This paper presents an approach to optimal design
of elastic flywheels using an Injection Island Genetic
Algorithm (iiGA), summarizing a sequence of results reported
in earlier publications. An iiGA in combination with a
structural finite element code is used to search for shape
variations and material placement to optimize the Specific
Energy Density (SED, rotational energy per unit weight)
of elastic flywheels while controlling the failure angular
velocity. iiGAs seek solutions simultaneously at different
levels of refinement of the problem representation (and
correspondingly different definitions of the fitness function)
in separate subpopulations (islands). Solutions are sought
first at low levels of refinement with an axi-symmetric
plane stress finite element code for high-speed exploration
of the coarse design space. Next, individuals are injected
into populations with a higher level of resolution that
use an axi-symmetric three-dimensional finite element code
to “fine-tune” the structures. A greatly simplified
design space (containing two million possible solutions)

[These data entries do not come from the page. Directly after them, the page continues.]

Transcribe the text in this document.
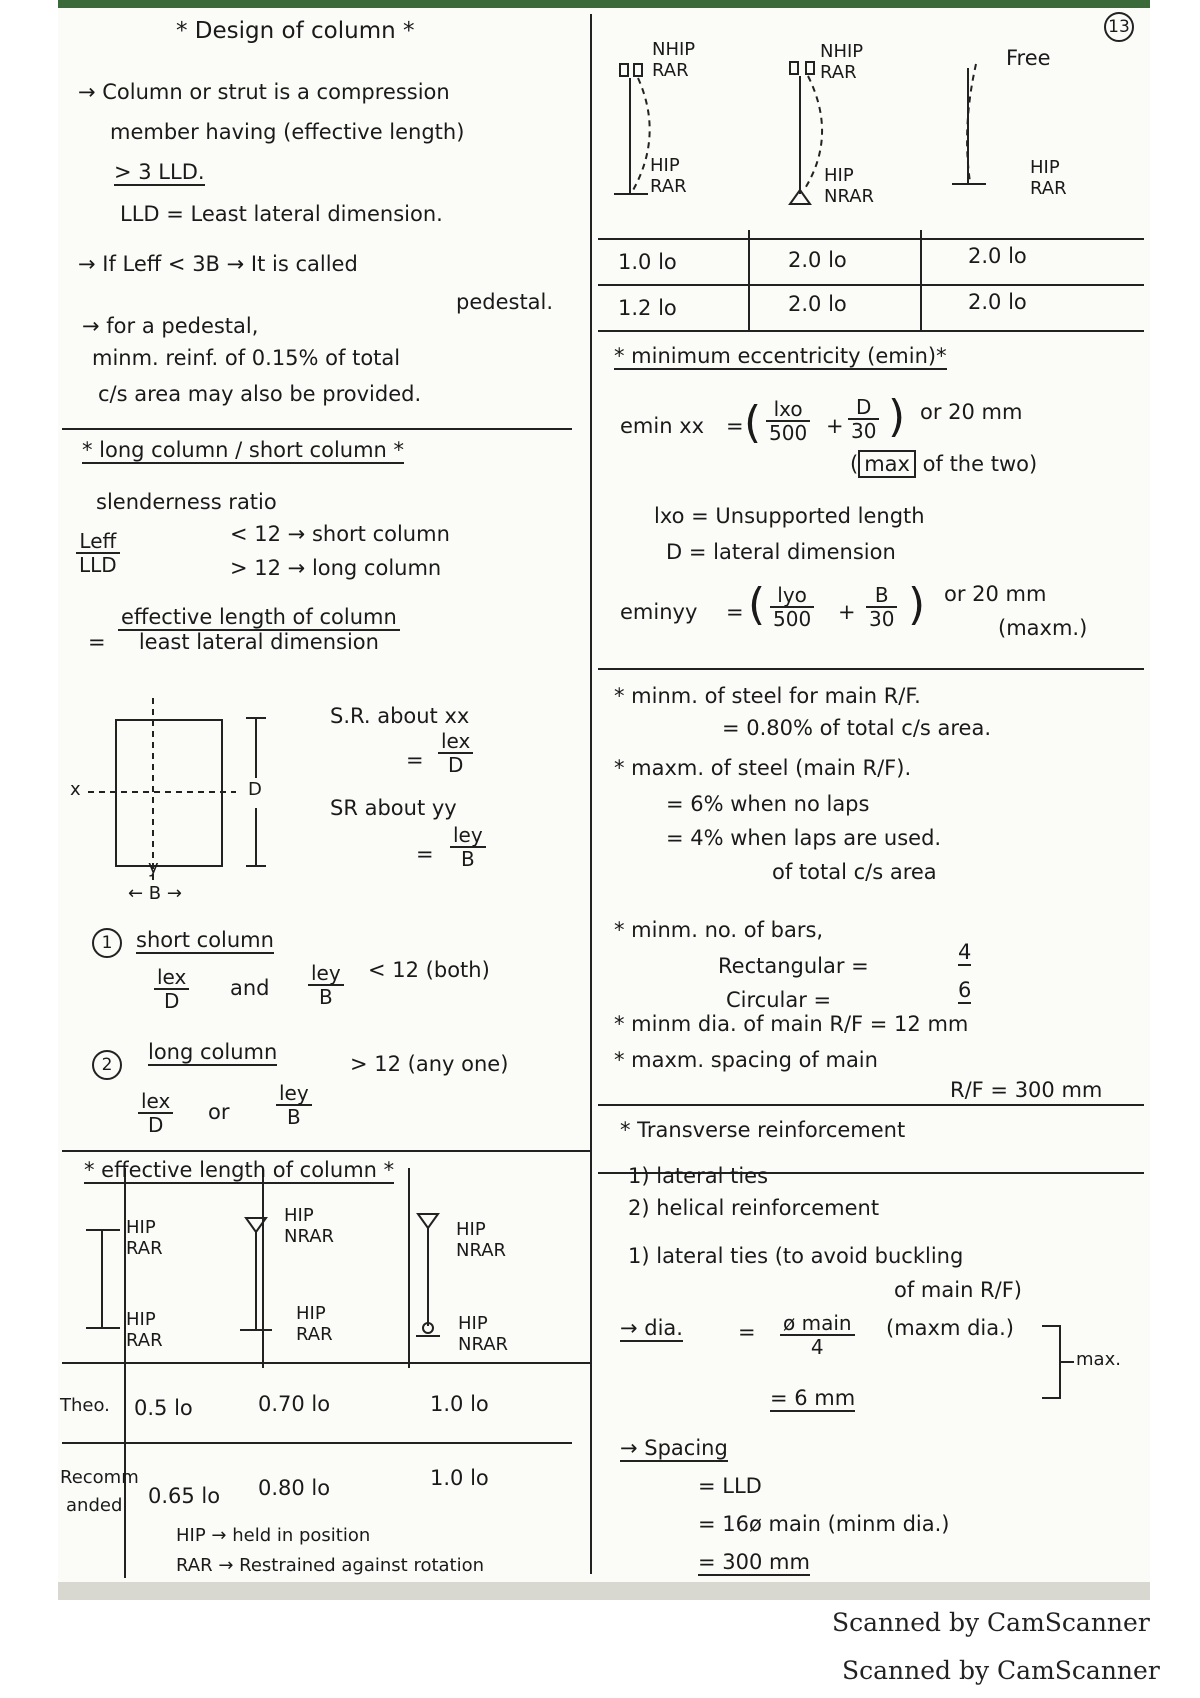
13
* Design of column *
→ Column or strut is a compression
member having (effective length)
> 3 LLD.
LLD = Least lateral dimension.
→ If Leff < 3B → It is called
pedestal.
→ for a pedestal,
minm. reinf. of 0.15% of total
c/s area may also be provided.
* long column / short column *
slenderness ratio
Leff
LLD
< 12 → short column
> 12 → long column
=
effective length of column
least lateral dimension
x
y
D
← B →
S.R. about xx
=
lex
D
SR about yy
=
ley
B
1	short column
lex
D
and
ley
B
< 12 (both)
2
long column
lex
D
or
ley
B
> 12 (any one)
* effective length of column *
HIP
RAR
HIP
RAR
HIP
NRAR
HIP
RAR
HIP
NRAR
HIP
NRAR
Theo. 0.5 lo	0.70 lo	1.0 lo
Recomm
anded 0.65 lo 0.80 lo	1.0 lo
HIP → held in position
RAR → Restrained against rotation
NHIP
RAR
HIP
RAR
NHIP
RAR
HIP
NRAR
Free
HIP
RAR
1.0 lo	2.0 lo	2.0 lo
1.2 lo	2.0 lo	2.0 lo
* minimum eccentricity (emin)*
emin xx = ( lxo
$500 + \frac{D}{30}$ ) or 20 mm
( max of the two)
lxo = Unsupported length
D = lateral dimension
eminyy = ( lyo
$500 + \frac{B}{30}$ ) or 20 mm
(maxm.)
* minm. of steel for main R/F.
= 0.80% of total c/s area.
* maxm. of steel (main R/F).
= 6% when no laps
= 4% when laps are used.
of total c/s area
* minm. no. of bars,
Rectangular =
4
Circular =	6
* minm dia. of main R/F = 12 mm
* maxm. spacing of main
R/F = 300 mm
* Transverse reinforcement
1) lateral ties
2) helical reinforcement
1) lateral ties (to avoid buckling
of main R/F)
→ dia.	= ø main
4
(maxm dia.)
max.
= 6 mm
→ Spacing
= LLD
= 16ø main (minm dia.)
= 300 mm
Scanned by CamScanner
Scanned by CamScanner
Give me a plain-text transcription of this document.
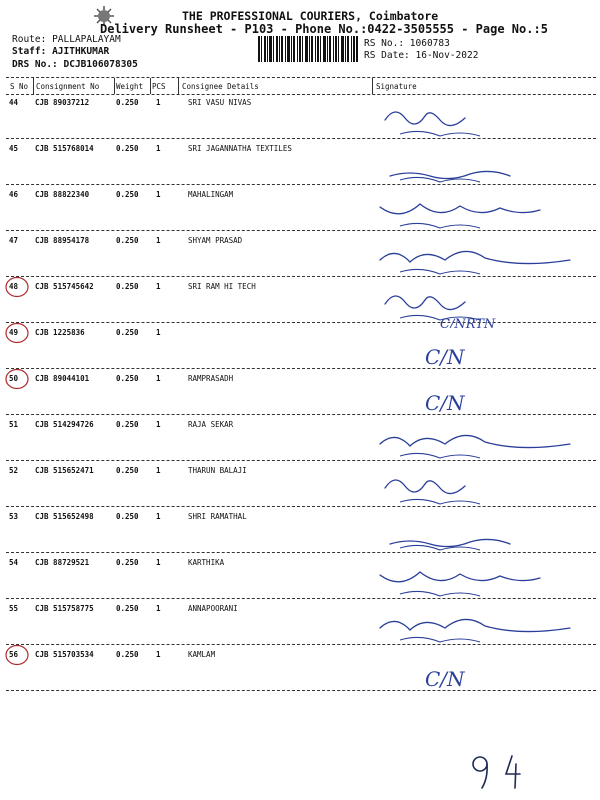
THE PROFESSIONAL COURIERS, Coimbatore
Delivery Runsheet - P103 - Phone No.:0422-3505555 - Page No.:5
Route: PALLAPALAYAM
Staff: AJITHKUMAR
DRS No.: DCJB106078305
RS No.: 1060783
RS Date: 16-Nov-2022
S No Consignment No Weight PCS Consignee Details	Signature
44 CJB 89037212	0.250 1	SRI VASU NIVAS
45 CJB 515768014	0.250 1	SRI JAGANNATHA TEXTILES
46 CJB 88822340	0.250 1	MAHALINGAM
47 CJB 88954178	0.250 1	SHYAM PRASAD
48 CJB 515745642	0.250 1	SRI RAM HI TECH
C/NRTN
49 CJB 1225836	0.250 1
C/N
50 CJB 89044101	0.250 1	RAMPRASADH
C/N
51 CJB 514294726	0.250 1	RAJA SEKAR
52 CJB 515652471	0.250 1	THARUN BALAJI
53 CJB 515652498	0.250 1	SHRI RAMATHAL
54 CJB 88729521	0.250 1	KARTHIKA
55 CJB 515758775	0.250 1	ANNAPOORANI
56 CJB 515703534	0.250 1	KAMLAM
C/N
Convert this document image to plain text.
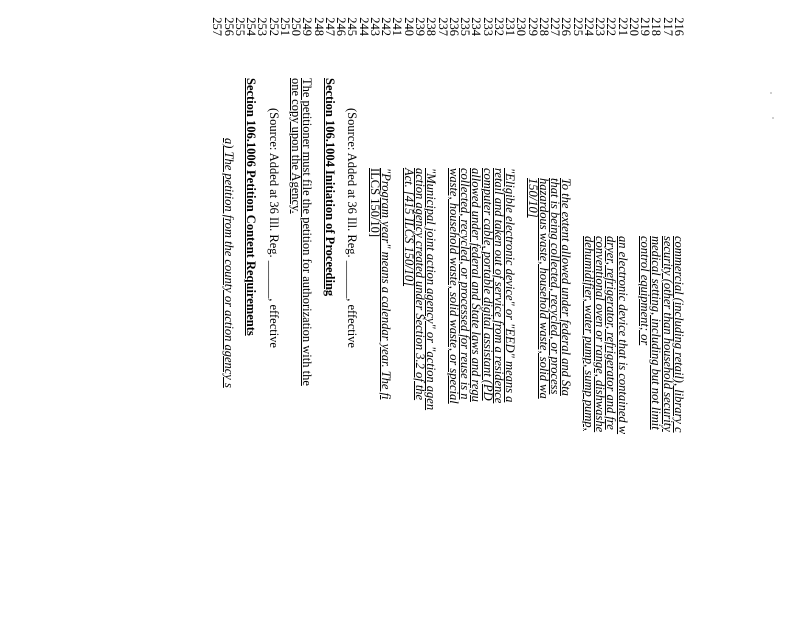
216
commercial (including retail), library c
217
security (other than household security
218
medical setting, including but not limit
219
control equipment; or
220
221
an electronic device that is contained w
222
dryer, refrigerator, refrigerator and fre
223
conventional oven or range, dishwashe
224
dehumidifier, water pump, sump pump,
225
226
To the extent allowed under federal and Sta
227
that is being collected, recycled, or process
228
hazardous waste, household waste, solid wa
229
150/10]
230
231
"Eligible electronic device" or "EED" means a
232
retail and taken out of service from a residence
233
computer cable, portable digital assistant (PD
234
allowed under federal and State laws and regu
235
collected, recycled, or processed for reuse is n
236
waste, household waste, solid waste, or special
237
238
"Municipal joint action agency" or "action agen
239
action agency created under Section 3.2 of the
240
Act. [415 ILCS 150/10]
241
242
"Program year" means a calendar year. The fi
243
ILCS 150/10]
244
245
(Source: Added at 36 Ill. Reg. ______, effective
246
247
Section 106.1004 Initiation of Proceeding
248
249
The petitioner must file the petition for authorization with the
250
one copy upon the Agency.
251
252
(Source: Added at 36 Ill. Reg. ______, effective
253
254
Section 106.1006 Petition Content Requirements
255
256
a) The petition from the county or action agency s
257
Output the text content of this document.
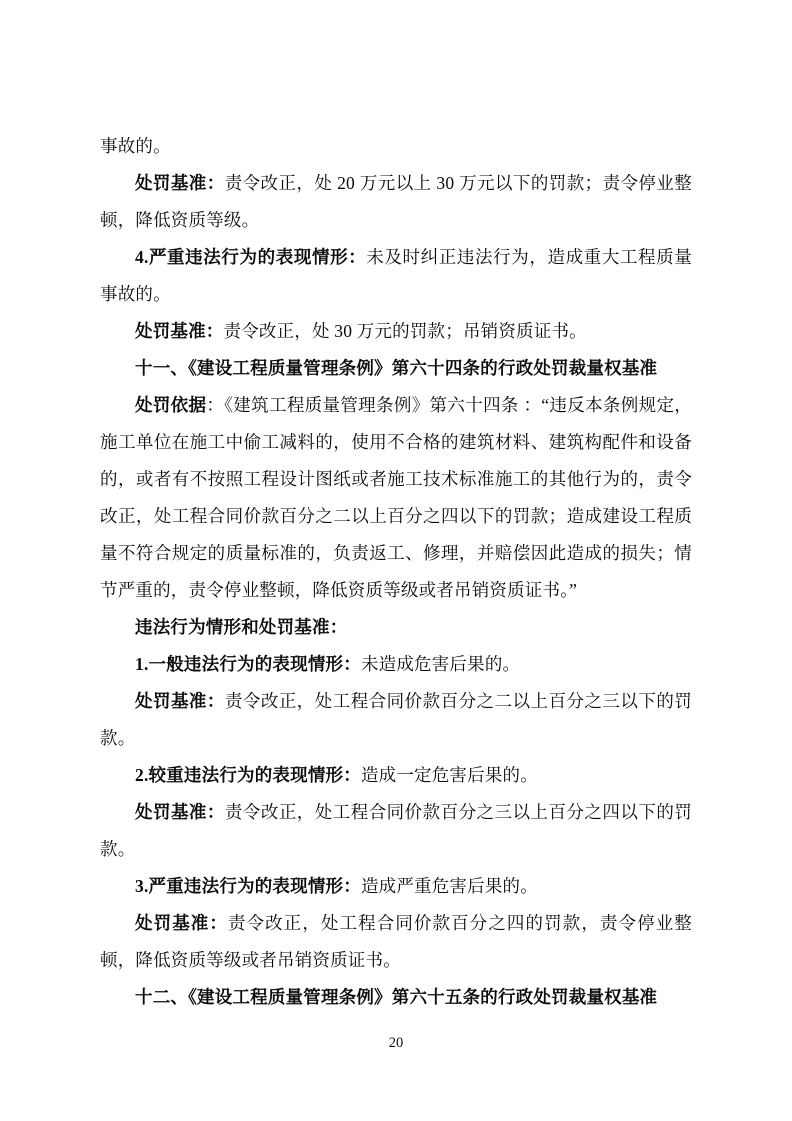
事故的。

处罚基准：责令改正，处 20 万元以上 30 万元以下的罚款；责令停业整顿，降低资质等级。

4.严重违法行为的表现情形：未及时纠正违法行为，造成重大工程质量事故的。

处罚基准：责令改正，处 30 万元的罚款；吊销资质证书。

十一、《建设工程质量管理条例》第六十四条的行政处罚裁量权基准

处罚依据：《建筑工程质量管理条例》第六十四条 ：“违反本条例规定，施工单位在施工中偷工减料的，使用不合格的建筑材料、建筑构配件和设备的，或者有不按照工程设计图纸或者施工技术标准施工的其他行为的，责令改正，处工程合同价款百分之二以上百分之四以下的罚款；造成建设工程质量不符合规定的质量标准的，负责返工、修理，并赔偿因此造成的损失；情节严重的，责令停业整顿，降低资质等级或者吊销资质证书。”

违法行为情形和处罚基准：

1.一般违法行为的表现情形：未造成危害后果的。

处罚基准：责令改正，处工程合同价款百分之二以上百分之三以下的罚款。

2.较重违法行为的表现情形：造成一定危害后果的。

处罚基准：责令改正，处工程合同价款百分之三以上百分之四以下的罚款。

3.严重违法行为的表现情形：造成严重危害后果的。

处罚基准：责令改正，处工程合同价款百分之四的罚款，责令停业整顿，降低资质等级或者吊销资质证书。

十二、《建设工程质量管理条例》第六十五条的行政处罚裁量权基准

20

was enumerated for comparison with various approaches that
include: simple GAs, threshold accepting (TA), iiGAs and
hybrid iiGAs. For all approaches compared for this simplified
problem, all variations of the iiGA were found to be the
most efficient. This paper will summarize results obtained
studying a constrained optimization problem with a huge
design space approached with parallel GAs that had various
topological structures and several different types of iiGA,
to compare efficiency. For this problem, all variations
of the iiGA were found to be extremely efficient in terms
of computational time required to final solution of similar
fitness when compared to the parallel GAs.